NBIM sets the gold standard for transparent reporting and is a leader in climate-related ownership among sovereign funds. However, many large pension funds and insurance companies have far more ambitious climate targets. Through the United Nations-convened Net-Zero Asset Owner Alliance, 33 institutions have committed to net-zero greenhouse gas emissions from their portfolios by 2050.
Several of the signatories, such as insurance giants Allianz and Axa, manage similar amounts of assets to NBIM. In a world where the UK Labour Party has called for the country’s pension funds to become carbon neutral by 2050, and where the New York State Common Retirement Fund has committed to climate neutrality by 2040, NBIM could fall behind.
To play a stronger role in the climate crisis, NBIM would need a clear mandate from the government and the Storting (parliament) with defined emission targets. NBIM could follow the example of NZSF and establish a low-carbon benchmark portfolio with the same return targets as for its existing portfolio. It could implement the allocation of capital to the low-carbon portfolio gradually, with an initial allocation large enough to ensure sufficient spread of risk within the portfolio.
With regard to investments in renewable energy infrastructure, NBIM has struggled to allocate the NOK120bn ($14bn) that the Storting has set aside for that purpose. This is as expected. There is intense competition among investors in existing infrastructure.
As noted last year, NBIM could strengthen its return potential by building capacity to invest in new infrastructure. However, that would require extensive capacity building, since NBIM’s internal teams focus almost exclusively on public markets. To solve this, NBIM could buy or partner with a firm that manages project development for renewable energy infrastructure. One of Abu Dhabi’s sovereign funds, Mubadala Investment Company, has done this with Masdar Clean Energy.
Norwegian policy-makers have understandably expressed concern that mandating NBIM to align its operations to climate concerns means its independence is at risk of infringement by the government. They worry that this would turn NBIM into a climate policy instrument, rather than an independent investor organisation.
However, it is entirely feasible for the government to provide NBIM with a climate-aligned mandate, while also securing its independence as a commercial investor. There are already limits to NBIM’s investment capabilities, notably the exclusion of certain companies on ethical grounds, such as tobacco and weapons manufacturers.

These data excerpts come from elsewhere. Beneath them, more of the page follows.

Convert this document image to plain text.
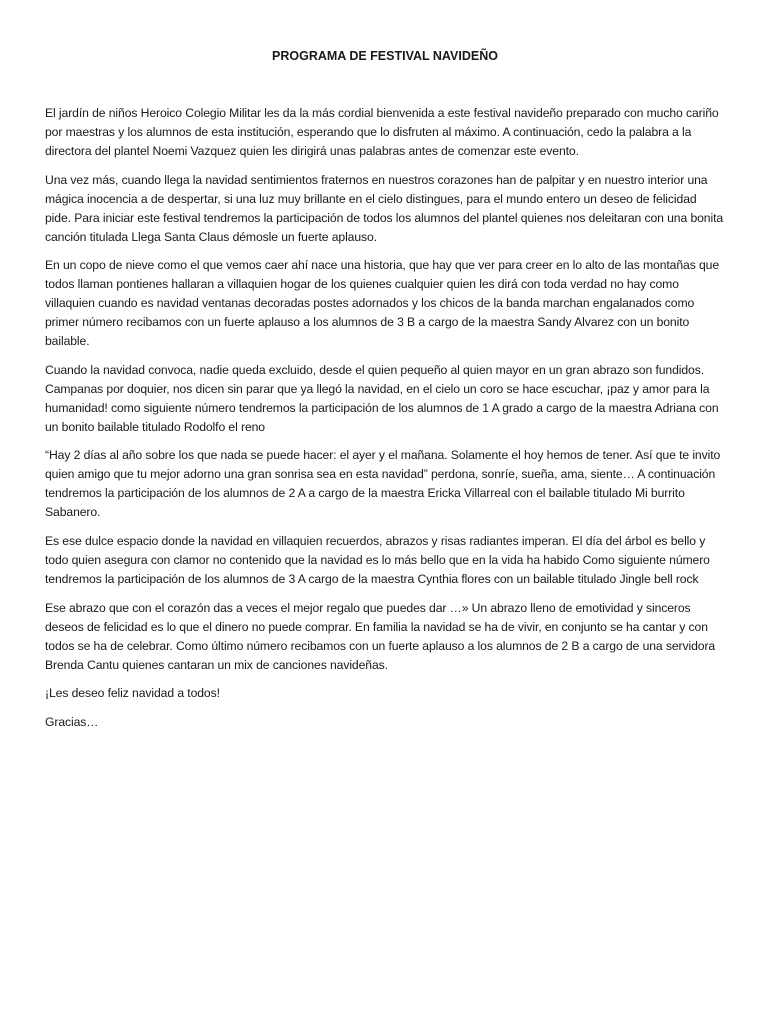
PROGRAMA DE FESTIVAL NAVIDEÑO

El jardín de niños Heroico Colegio Militar les da la más cordial bienvenida a este festival navideño preparado con mucho cariño por maestras y los alumnos de esta institución, esperando que lo disfruten al máximo. A continuación, cedo la palabra a la directora del plantel Noemi Vazquez quien les dirigirá unas palabras antes de comenzar este evento.

Una vez más, cuando llega la navidad sentimientos fraternos en nuestros corazones han de palpitar y en nuestro interior una mágica inocencia a de despertar, si una luz muy brillante en el cielo distingues, para el mundo entero un deseo de felicidad pide. Para iniciar este festival tendremos la participación de todos los alumnos del plantel quienes nos deleitaran con una bonita canción titulada Llega Santa Claus démosle un fuerte aplauso.

En un copo de nieve como el que vemos caer ahí nace una historia, que hay que ver para creer en lo alto de las montañas que todos llaman pontienes hallaran a villaquien hogar de los quienes cualquier quien les dirá con toda verdad no hay como villaquien cuando es navidad ventanas decoradas postes adornados y los chicos de la banda marchan engalanados como primer número recibamos con un fuerte aplauso a los alumnos de 3 B a cargo de la maestra Sandy Alvarez con un bonito bailable.

Cuando la navidad convoca, nadie queda excluido, desde el quien pequeño al quien mayor en un gran abrazo son fundidos. Campanas por doquier, nos dicen sin parar que ya llegó la navidad, en el cielo un coro se hace escuchar, ¡paz y amor para la humanidad! como siguiente número tendremos la participación de los alumnos de 1 A grado a cargo de la maestra Adriana con un bonito bailable titulado Rodolfo el reno

“Hay 2 días al año sobre los que nada se puede hacer: el ayer y el mañana. Solamente el hoy hemos de tener. Así que te invito quien amigo que tu mejor adorno una gran sonrisa sea en esta navidad” perdona, sonríe, sueña, ama, siente… A continuación tendremos la participación de los alumnos de 2 A a cargo de la maestra Ericka Villarreal con el bailable titulado Mi burrito Sabanero.

Es ese dulce espacio donde la navidad en villaquien recuerdos, abrazos y risas radiantes imperan. El día del árbol es bello y todo quien asegura con clamor no contenido que la navidad es lo más bello que en la vida ha habido Como siguiente número tendremos la participación de los alumnos de 3 A cargo de la maestra Cynthia flores con un bailable titulado Jingle bell rock

Ese abrazo que con el corazón das a veces el mejor regalo que puedes dar …» Un abrazo lleno de emotividad y sinceros deseos de felicidad es lo que el dinero no puede comprar. En familia la navidad se ha de vivir, en conjunto se ha cantar y con todos se ha de celebrar. Como último número recibamos con un fuerte aplauso a los alumnos de 2 B a cargo de una servidora Brenda Cantu quienes cantaran un mix de canciones navideñas.

¡Les deseo feliz navidad a todos!

Gracias…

Membership of the Net-Zero alliance would constitute another limit by establishing a ceiling on total emissions from NBIM’s portfolio, lowering gradually to net zero by 2050. Within these limits, NBIM would continue to operate as an independent investor with commercial return objectives. The examples from New Zealand and Abu Dhabi show that for sovereign funds – as for pension funds – it is feasible to combine market-based return targets with climate concerns.
GPFG exists to safeguard its petroleum fortune for future generations, and should contribute to the conservation of the climate that these generations will live in. GPFG’s total asset holdings are three times the size of Norway’s gross domestic product and its total portfolio carbon emissions are around twice the amount of Norway’s total emissions. Country-level measurement of greenhouse gas emissions, which is standard under international agreements, therefore understates Norway’s climate impact, and NBIM’s activities should be consistent with Norway’s climate goals.
The UN climate conference in November – COP26 – would be a good opportunity for Norway to announce the fund’s membership of the Net-Zero Asset Owner Alliance.
Diego López is Managing Director of Global SWF. Håvard Halland is Senior Economist at the OECD Development Centre. The views expressed in this article are the authors’ own and do not necessarily represent the OECD.